2. How do I get you to say nice things about our brand?
(a) Engage with us. Don’t send us emails only when you want something — comment on the blog or talk to us on Twitter between campaigns. Even better, get the people who actually make the beer to engage with us, even if it’s to tell us we’re dicks and that we don’t know what we’re talking about.
(b) Make good beer and help us find it. Tell us where we can buy it near where we live (Penzance, Cornwall, United Kingdom) or send us a bottle. We’re not going to say nice things about a beer we haven’t tried, are we?
3. How do I get you to stop saying bad things about our brand?
(a) Make the beer better and tell us what you’ve done to improve it.
(b) Get someone (ideally a brewer) to make us think again by getting in touch to tell us what is interesting about the beer. Maybe we’ve missed something or just don’t get it: we’re happy to be persuaded.
4. You bigheaded pair of idiots — why should we waste all this time and energy tailoring things for you? You’re only bloggers. You’ll get the round-robin email like everyone else.
Yes, correct. Hardly anyone reads this blog. So, if you can’t really be bothered to engage with us for that very legitimate reason, just LEAVE US ALONE! We’d rather have no contact at all than half-arsed attempts at engagement.
5. What kind of engagement don’t you like? And what would you prefer?
(a) See question 1 above.
(b) We can rarely find the time or money to go on lavish jollies in Belgium, Norfolk or wherever. (Yes, they’re all expenses paid, except for the several hundred pounds of train fare from Cornwall.)
(c) Why aren’t there more “meet the brewer” events on Twitter? Cheap, easy, genuine engagement. In fact, why isn’t one of your brewers (head or otherwise) on Twitter right now chatting to people like us every day?
(d) If you’re going to launch gimmicky beers, why not make them interesting as beer? We’ve not shut up about Fuller’s Past Masters series and have spent hundreds of pounds of our own money buying bottles of it, despite not receiving one email about it from their PR people.
6. Will you run a paid advertisement?
Some bloggers do this, and good luck to ‘em.
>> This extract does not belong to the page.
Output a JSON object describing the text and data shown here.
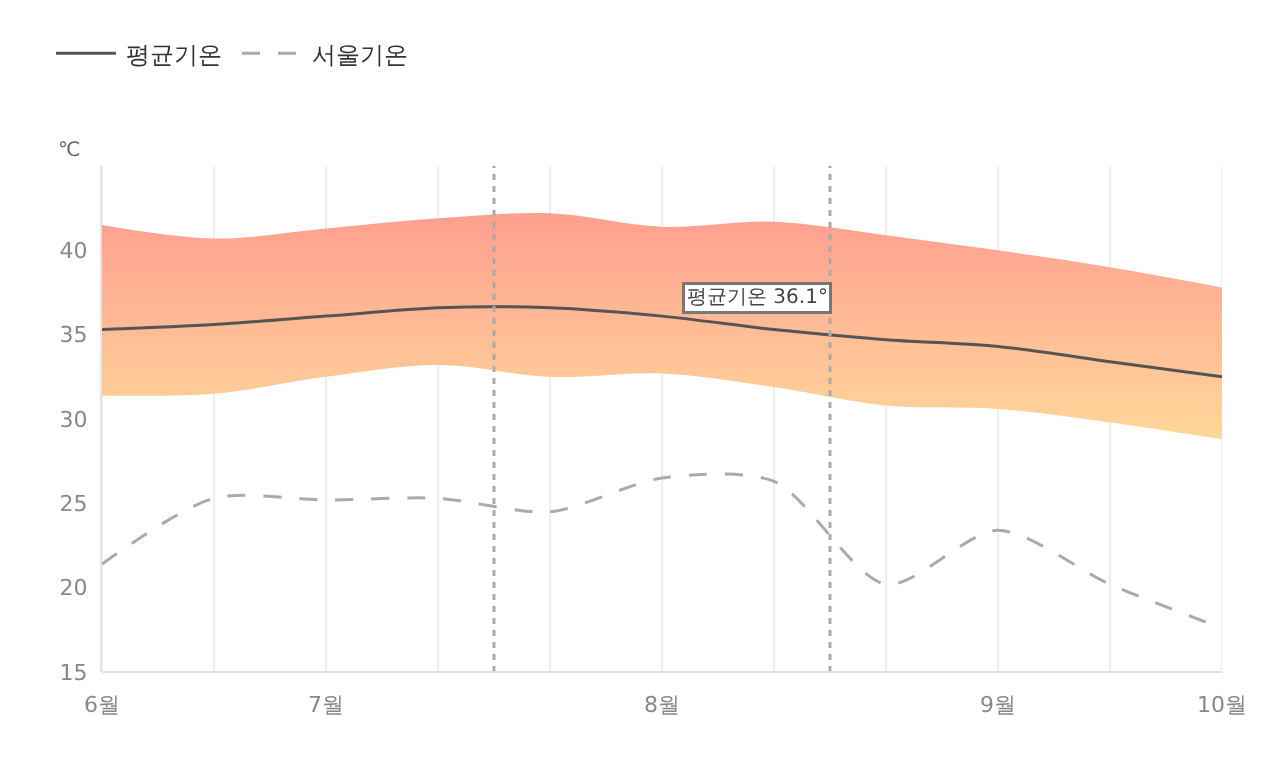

We’re not trying to make money from the site, and don’t like feeling obliged to be nice about a sponsor, so the answer has, so far, always been no. We might consider running ads for charities or other good causes (for free); or for breweries or pubs we particularly like. Ask us — it can’t hurt.
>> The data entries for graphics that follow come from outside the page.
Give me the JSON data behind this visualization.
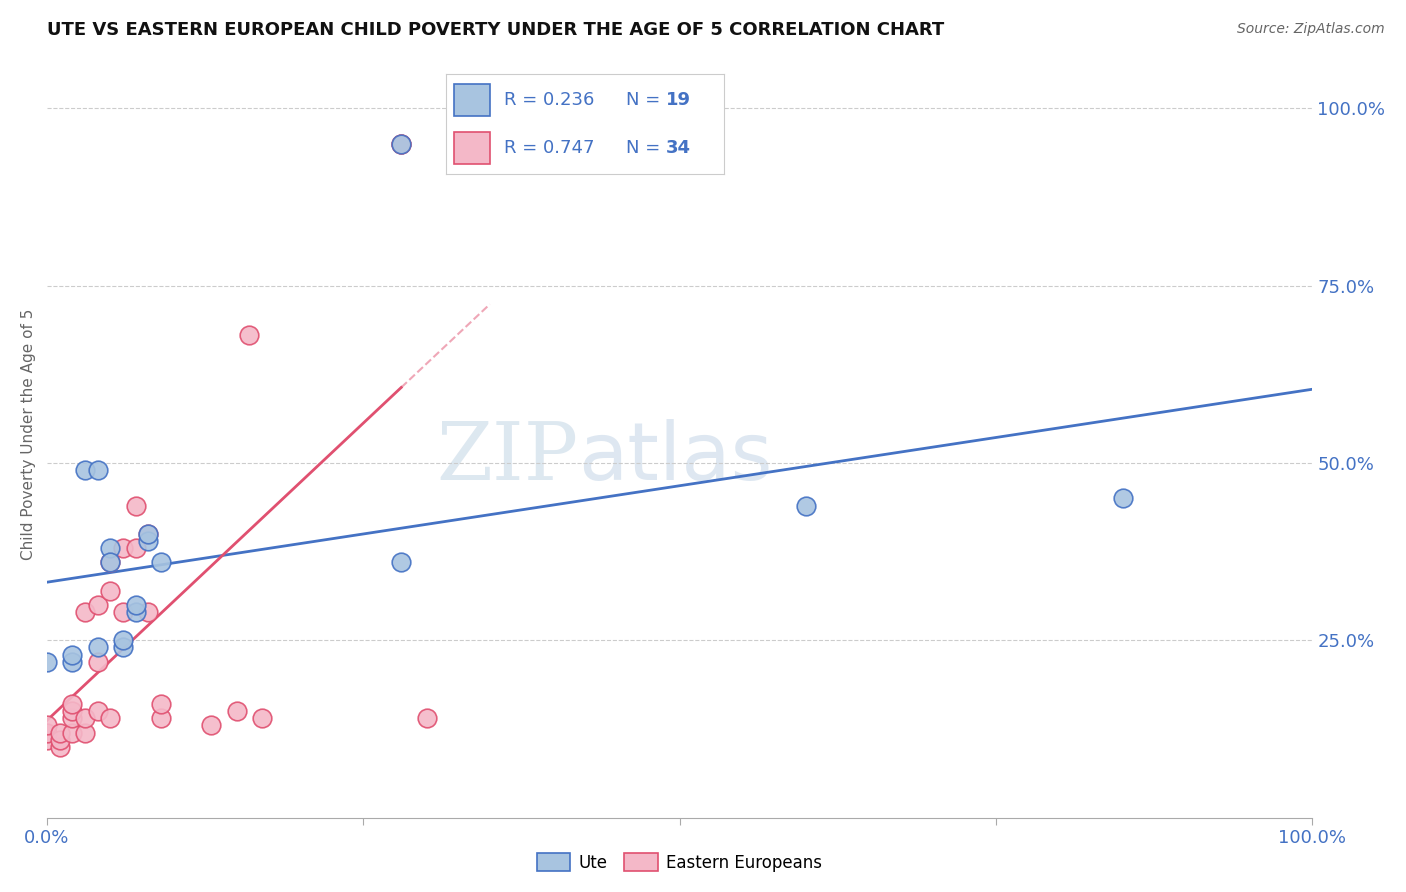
{
  "title": "UTE VS EASTERN EUROPEAN CHILD POVERTY UNDER THE AGE OF 5 CORRELATION CHART",
  "source": "Source: ZipAtlas.com",
  "ylabel": "Child Poverty Under the Age of 5",
  "legend_r1": "R = 0.236",
  "legend_n1": "N = 19",
  "legend_r2": "R = 0.747",
  "legend_n2": "N = 34",
  "ute_color": "#a8c4e0",
  "eastern_color": "#f4b8c8",
  "ute_line_color": "#4472c4",
  "eastern_line_color": "#e05070",
  "watermark_zip": "ZIP",
  "watermark_atlas": "atlas",
  "ute_x": [
    0.0,
    2.0,
    2.0,
    3.0,
    4.0,
    4.0,
    5.0,
    5.0,
    6.0,
    6.0,
    7.0,
    7.0,
    8.0,
    8.0,
    9.0,
    28.0,
    28.0,
    60.0,
    85.0
  ],
  "ute_y": [
    22.0,
    22.0,
    23.0,
    49.0,
    49.0,
    24.0,
    38.0,
    36.0,
    24.0,
    25.0,
    29.0,
    30.0,
    39.0,
    40.0,
    36.0,
    36.0,
    95.0,
    44.0,
    45.0
  ],
  "eastern_x": [
    0.0,
    0.0,
    0.0,
    1.0,
    1.0,
    1.0,
    2.0,
    2.0,
    2.0,
    2.0,
    3.0,
    3.0,
    3.0,
    4.0,
    4.0,
    4.0,
    5.0,
    5.0,
    5.0,
    6.0,
    6.0,
    7.0,
    7.0,
    8.0,
    8.0,
    9.0,
    9.0,
    13.0,
    15.0,
    16.0,
    17.0,
    28.0,
    28.0,
    30.0
  ],
  "eastern_y": [
    11.0,
    12.0,
    13.0,
    10.0,
    11.0,
    12.0,
    12.0,
    14.0,
    15.0,
    16.0,
    12.0,
    14.0,
    29.0,
    30.0,
    15.0,
    22.0,
    14.0,
    32.0,
    36.0,
    29.0,
    38.0,
    38.0,
    44.0,
    40.0,
    29.0,
    14.0,
    16.0,
    13.0,
    15.0,
    68.0,
    14.0,
    95.0,
    95.0,
    14.0
  ],
  "xlim": [
    0,
    100
  ],
  "ylim": [
    0,
    108
  ],
  "ytick_values": [
    25,
    50,
    75,
    100
  ],
  "ytick_labels": [
    "25.0%",
    "50.0%",
    "75.0%",
    "100.0%"
  ],
  "xtick_values": [
    0,
    25,
    50,
    75,
    100
  ],
  "xtick_labels": [
    "0.0%",
    "",
    "",
    "",
    "100.0%"
  ]
}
7. Why aren’t you interested in the cereal, mushrooms, butter or gin I’m promoting?
If you bought a mailing list of “food”, “beverage” or “lifestyle bloggers” and we’re on it you’ve either (a) been ripped off and should go back to the agency in question and ask for some money back; or (b) haven’t spent enough time tailoring the list. Of course you can just keep spamming people but it’s not very professional and does not generate goodwill.
UPDATED 27/09/2012
8. Can we work in partnership with you to place content on your blog?
We take queries like this to mean that you want us to pass off your content as our own, or marketing copy as a ‘guest post’, for the purposes of boosting traffic to a commercial website (‘SEO’) and raising the profile of a particular brand. We find this fundamentally dishonest and think it devalues blogging as a medium. We’ve worked hard to produce content and earn whatever reputation we have and don’t want to throw it away by misleading our readers.
If you want to send us something to review or pay for an ad (see above), let’s talk. Otherwise, write your own blog…

This is such a great FAQ. My feelings exactly.